The point being that adding laborers doesn't translate into a better product. In fact, not being able to add employees fast enough and turning away clients seems like a clear sign of scaling problems, training problems, and user interface problems. And just because they're first in the KLAS rankings doesn't mean that they're any good at improving patient health.

Now that's not to say that they fill their role as hospital practice management systems. But the fact of the matter is that hospitals are big money, and attract their own types of politics and special interests. And these KLAS rankings are about just that: politics, special interests, funding, sales, and so forth. Hospitals need practice management systems, and they need a way to evaluate different systems, and Cerner and Epic have put the most work into being on the top of the pile right now. But their systems are horribly designed.
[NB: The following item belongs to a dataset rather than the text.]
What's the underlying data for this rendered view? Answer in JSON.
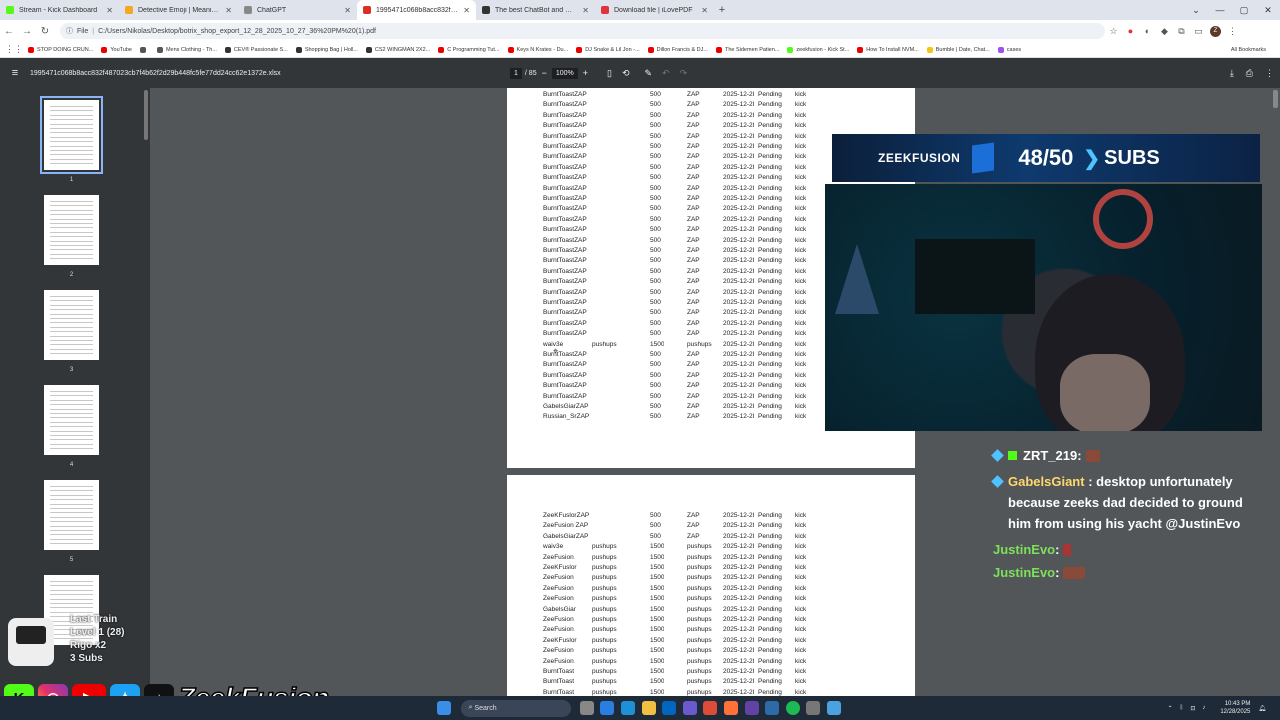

And don't get me started on Cache. It's only redeeming quality is that it's not a relational database. But seriously? MUMPS? You're saying that we should continue deploying health care systems based off MUMPS? I'm sorry, but we've learned a few things in the past 40 years since M/MUMPS was originally created. Now then, I'll concede that object and document oriented databases are the way to go with regards to databases in healthcare. And in that regard, systems based off of Cache at least have that going right for them, and is why they've got the market share. But mark my words: a vendor is going to come along with a modern HTML5 product based off of a next-generation database, and it's going to be transformative. I don't know what that database will be... Cassandra, Hadoop, BigTable, Redis, or what. But when it finally happens, it's going to be the Facebook and Google of healthcare.

Comment Re:Probably a lot more interested in Centricity (Score 1) 157

50K to 100K works out to be about one support personnel per physician. That sounds about right; particularly if that physician wants somebody they can call 24/7 for support.

Another thing to keep in mind is that healthcare is practiced differently in different states, due to state laws. Not to mention different regional needs. For example, a clinic in the far north needs to offer more services related to frostbite and hyopthermia than a clinic in the south, and may price things differently as such. Therefore, their billing and clinical systems need to be set up differently.

Comment Re:The EMR Mess (Score 1) 157

Having supported said systems, I'd say that Cerner and EPIC are lost causes as well. Too much attempted data-modeling in the database layers are causing their database schemas to melt-down and implode. As companies, they're likely to survive through mergers and acquisitions; but their current product lines should be put out to pasture as soon as possible.

Comment Re:Already some huge sunk costs (Score 1) 157

Having been an Oracle Database Admin in the healthcare sector, I'm not encouraged by the database implementations either. The bottom line is that company after company gets started developing a EMR/EHR related product, and seems to think that it's a good idea to start data-modeling within the database layer. Everybody else is smoking crack, so apparently they should too.

I'm a little more lenient about the tendency to reboot to fix problems, because it's actually pretty good ergonomics and workflow. Particularly in a high-stress, mission-critical environment. When someone is crashing (ie. having a heart attack), the quick-fix to get a workstation back on line needs to be as simple as rebooting. But if you're going to follow that path, the logging has to be spot-on so that analysts can go back after-the-fact.

Comment Re:Already some huge sunk costs (Score 1) 157

Probably has a lot more to do with your implementation and how your hospital culture values it's tech support staff than the Centricity product itself. Most PACS systems can integrate just fine if you put the time and effort and resources into doing so (meaning paying the salary necessary to have a properly staffed support team; meaning spending $500K per year in on-site support costs for a 150,000 patient/yr hospital or clinic system). Not going to argue about click count, because that's simply lousy software design. But your attitude about delegating speaks volumes about why the implementation is considered a failure at your location.